Denkschrift 2010 Beitrag Nr. 4

Der Rechnungshof verwies auf die besorgniserregende finanzielle Lage des Landes:

Die Gesamtverschuldung wird bis Ende 2013 voraussichtlich auf 50 bis 51 Mrd. Euro steigen. Da die Zahl der Versorgungsempfänger von 96.000 im Jahr 2009 auf 156.000 in 2030 zunimmt, werden sich die Versorgungsaufwendungen von heute 3,6 Mrd. Euro bis dahin auf 7,7 Mrd. Euro erhöhen. Hinzu kommen Risiken und Vorbelastungen, wie steigende Kreditmarktzinsen, laufende Aufwendungen für Gebäude und Straßen, sonstige rechtliche Verpflichtungen (z. B. Miet- und Leasingverträge, ÖPP-Modelle, hochwasserschutzrechtliche Verpflichtungen) sowie die vom Land wegen der Finanzkrise übernommenen Bürgschafts- und Garantieverpflichtungen.

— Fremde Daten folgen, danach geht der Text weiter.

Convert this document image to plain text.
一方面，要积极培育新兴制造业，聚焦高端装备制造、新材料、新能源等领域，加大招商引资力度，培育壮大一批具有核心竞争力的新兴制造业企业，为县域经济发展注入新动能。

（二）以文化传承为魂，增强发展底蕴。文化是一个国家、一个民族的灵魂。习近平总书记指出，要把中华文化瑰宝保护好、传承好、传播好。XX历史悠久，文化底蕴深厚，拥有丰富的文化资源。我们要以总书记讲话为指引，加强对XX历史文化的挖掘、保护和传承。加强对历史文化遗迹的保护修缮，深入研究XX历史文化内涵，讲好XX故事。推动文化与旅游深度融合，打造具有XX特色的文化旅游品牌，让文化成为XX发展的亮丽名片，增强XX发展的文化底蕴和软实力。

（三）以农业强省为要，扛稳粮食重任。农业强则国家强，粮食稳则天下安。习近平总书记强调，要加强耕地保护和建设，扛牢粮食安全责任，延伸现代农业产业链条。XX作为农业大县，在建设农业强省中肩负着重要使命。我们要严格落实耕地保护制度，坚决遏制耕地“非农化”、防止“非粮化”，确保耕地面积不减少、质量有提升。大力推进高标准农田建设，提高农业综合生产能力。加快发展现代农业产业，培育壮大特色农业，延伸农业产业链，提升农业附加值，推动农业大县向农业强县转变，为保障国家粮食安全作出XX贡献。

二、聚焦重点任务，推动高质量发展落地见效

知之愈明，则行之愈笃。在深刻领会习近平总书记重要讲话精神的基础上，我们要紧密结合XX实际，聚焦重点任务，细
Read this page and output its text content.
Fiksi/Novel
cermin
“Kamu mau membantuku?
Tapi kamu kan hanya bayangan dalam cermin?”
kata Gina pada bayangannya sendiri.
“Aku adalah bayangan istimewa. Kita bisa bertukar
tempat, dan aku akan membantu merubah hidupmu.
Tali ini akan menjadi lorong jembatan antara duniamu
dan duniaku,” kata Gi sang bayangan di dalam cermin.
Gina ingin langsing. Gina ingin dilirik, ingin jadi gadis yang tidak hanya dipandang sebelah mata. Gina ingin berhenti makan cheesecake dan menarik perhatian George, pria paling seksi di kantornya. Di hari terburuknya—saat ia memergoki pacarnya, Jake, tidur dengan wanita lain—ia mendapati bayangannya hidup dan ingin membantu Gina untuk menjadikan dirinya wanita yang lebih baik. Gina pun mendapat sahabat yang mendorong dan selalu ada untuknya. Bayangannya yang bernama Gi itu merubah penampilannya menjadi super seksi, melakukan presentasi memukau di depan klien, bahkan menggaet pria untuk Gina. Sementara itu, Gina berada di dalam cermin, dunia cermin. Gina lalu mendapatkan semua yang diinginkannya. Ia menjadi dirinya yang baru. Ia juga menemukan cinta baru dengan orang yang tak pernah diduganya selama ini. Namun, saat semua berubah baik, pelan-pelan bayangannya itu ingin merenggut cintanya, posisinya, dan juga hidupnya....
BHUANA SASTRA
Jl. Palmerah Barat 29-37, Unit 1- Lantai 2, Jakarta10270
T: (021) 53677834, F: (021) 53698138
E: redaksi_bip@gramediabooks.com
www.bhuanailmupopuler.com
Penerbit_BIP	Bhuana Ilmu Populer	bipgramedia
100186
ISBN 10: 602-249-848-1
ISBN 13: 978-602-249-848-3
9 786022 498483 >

Der Rechnungshof forderte eine stringente Strategie zur Haushaltskonsolidierung und eine langfristige Finanzpolitik. Er schlug vor,

  • die Personalausgaben, einschließlich Versorgungsleistungen und Beihilfen, entsprechend der jährlichen Entwicklung der Steuereinnahmen zu begrenzen und durch ein auf die Ressorts zu verteilendes Personalgesamtbudget zu steuern,
  • das Personal an der Erfüllung der Kernaufgaben des Landes auszurichten und die sich aus der demografischen Entwicklung (Schülerzahl, Einwohner) ergebenden Einsparmöglichkeiten zu nutzen,
  • das vorhandene Personal durch neue gesetzliche und tarifliche Regelungen flexibler einzusetzen,
  • dem Versorgungsfonds des Landes statt 6.000 Euro künftig 13.600 Euro zuzuführen, um bessere Vorsorge für künftige Versorgungsleistungen zu treffen.

Parlamentarische Behandlung und Erledigung

Der Landtag hat von der Mitteilung des Rechnungshofs Kenntnis genommen und das parlamentarische Verfahren am 25.11.2010 beendet.